Na sociedade como um todo, honramos os falecidos nos nomes das ruas, e na própria disposição delas; o que centenas de anos atrás foi a construção, casa a casa, de um caminho de bordas habitadas hoje é uma rua asfaltada, movimentada, com sinais de trânsito e automóveis. Mas é o mesmo traçado ancestral, do mesmo caminho ancestral.

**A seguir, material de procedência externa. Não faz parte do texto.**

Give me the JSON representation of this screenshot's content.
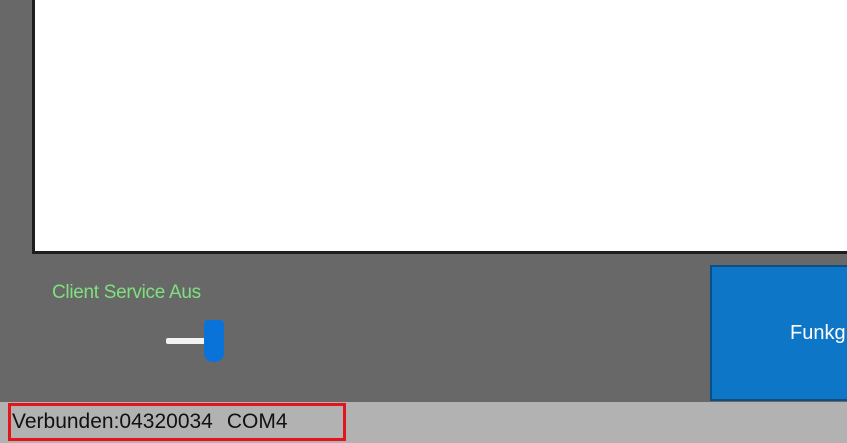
{
  "service": {
    "label": "Client Service Aus",
    "toggle_state": "off"
  },
  "function_button": {
    "label": "Funkg"
  },
  "status": {
    "connected": "Verbunden:04320034",
    "port": "COM4"
  },
  "colors": {
    "background": "#686868",
    "service_label": "#7fe07f",
    "accent": "#0a73d9",
    "highlight_border": "#e2151c",
    "status_bar": "#b2b2b2"
  }
}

Honramos ainda os mortos ao manter vivos os seus valores, ao lutarmos nós também pela preservação daquilo que o suor e sangue deles conquistou. Se nossos antepassados conseguiram pôr fim à escravidão, é um ato de veneração a eles tratar bem os empregados. Se nossos antepassados desenvolveram instrumentos musicais e complexas regras de harmonia, é também venerá-los tocar esses instrumentos e ter em mente essas regras. Se nossos antepassados fizeram comidas magníficas, é um preito de veneração refazê-las e manter vivas as receitas antigas.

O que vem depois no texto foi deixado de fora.